A ceasefire isn’t a law of physics. It’s a human agreement, a line drawn in very deep, very salty water. If a ship crosses some imaginary boundary, or a radar blip looks hostile, who decides what happened? Each side has its own sensors, its own stories. The data is filtered through fear and politics long before it reaches a diplomat’s mouth.

I want to see the radar plots. I want the telemetry from the ships. Show me the exact coordinates, the timestamps, the radio transcripts. Without that, the accusations are just noise - hot air vibrating, signifying nothing but more trouble. Each side points at the other’s violation as proof of their own innocence. It’s a closed loop with no independent measurement.

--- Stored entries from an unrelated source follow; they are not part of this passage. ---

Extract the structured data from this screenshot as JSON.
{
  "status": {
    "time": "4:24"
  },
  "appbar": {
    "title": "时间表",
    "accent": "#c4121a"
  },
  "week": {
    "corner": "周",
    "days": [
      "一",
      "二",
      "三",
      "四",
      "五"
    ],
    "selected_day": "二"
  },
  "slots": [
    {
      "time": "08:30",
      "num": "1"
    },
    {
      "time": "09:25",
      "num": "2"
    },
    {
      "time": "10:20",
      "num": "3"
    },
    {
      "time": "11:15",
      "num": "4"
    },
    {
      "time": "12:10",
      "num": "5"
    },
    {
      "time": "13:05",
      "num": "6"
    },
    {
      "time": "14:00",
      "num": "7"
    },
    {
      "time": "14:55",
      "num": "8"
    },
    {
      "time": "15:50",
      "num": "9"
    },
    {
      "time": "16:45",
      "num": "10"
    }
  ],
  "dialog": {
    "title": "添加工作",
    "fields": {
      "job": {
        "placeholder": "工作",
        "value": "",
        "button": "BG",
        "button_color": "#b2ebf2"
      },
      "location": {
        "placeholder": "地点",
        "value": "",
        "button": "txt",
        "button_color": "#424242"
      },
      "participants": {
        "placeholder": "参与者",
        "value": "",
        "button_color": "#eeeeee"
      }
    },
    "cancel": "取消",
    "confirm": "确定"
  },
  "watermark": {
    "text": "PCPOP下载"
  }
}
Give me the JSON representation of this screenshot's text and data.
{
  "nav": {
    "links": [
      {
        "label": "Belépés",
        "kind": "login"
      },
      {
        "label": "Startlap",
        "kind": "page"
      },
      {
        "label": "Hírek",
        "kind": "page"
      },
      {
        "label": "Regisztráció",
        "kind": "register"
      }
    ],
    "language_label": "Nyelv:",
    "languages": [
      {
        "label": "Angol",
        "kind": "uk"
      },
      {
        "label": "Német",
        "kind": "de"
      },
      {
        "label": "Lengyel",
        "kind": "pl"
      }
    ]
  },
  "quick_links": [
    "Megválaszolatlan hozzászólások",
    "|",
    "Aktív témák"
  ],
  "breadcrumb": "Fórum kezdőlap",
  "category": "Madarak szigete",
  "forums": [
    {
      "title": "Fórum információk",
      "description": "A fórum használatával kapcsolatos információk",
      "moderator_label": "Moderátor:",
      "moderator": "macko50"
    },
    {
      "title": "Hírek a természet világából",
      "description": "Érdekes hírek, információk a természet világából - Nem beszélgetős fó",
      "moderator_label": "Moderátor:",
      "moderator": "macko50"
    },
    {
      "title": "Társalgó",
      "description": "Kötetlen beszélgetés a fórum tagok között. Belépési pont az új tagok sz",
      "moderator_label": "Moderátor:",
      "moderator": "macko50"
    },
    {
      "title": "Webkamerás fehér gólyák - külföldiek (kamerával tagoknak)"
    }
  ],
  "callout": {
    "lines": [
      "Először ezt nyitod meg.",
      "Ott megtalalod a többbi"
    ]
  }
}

And the worst part? The mechanism for finding out the truth seems to be broken, or maybe it was never built. There’s no agreed-upon referee with a clear view of the field. So they’ll keep shouting, and the next “retaliatory strike” will be launched based on a story, not on a fact you could check with an instrument.

It’s all so terribly unscientific. And when you run an experiment without reliable data or a control, you shouldn’t be surprised when it blows up in your face. Again.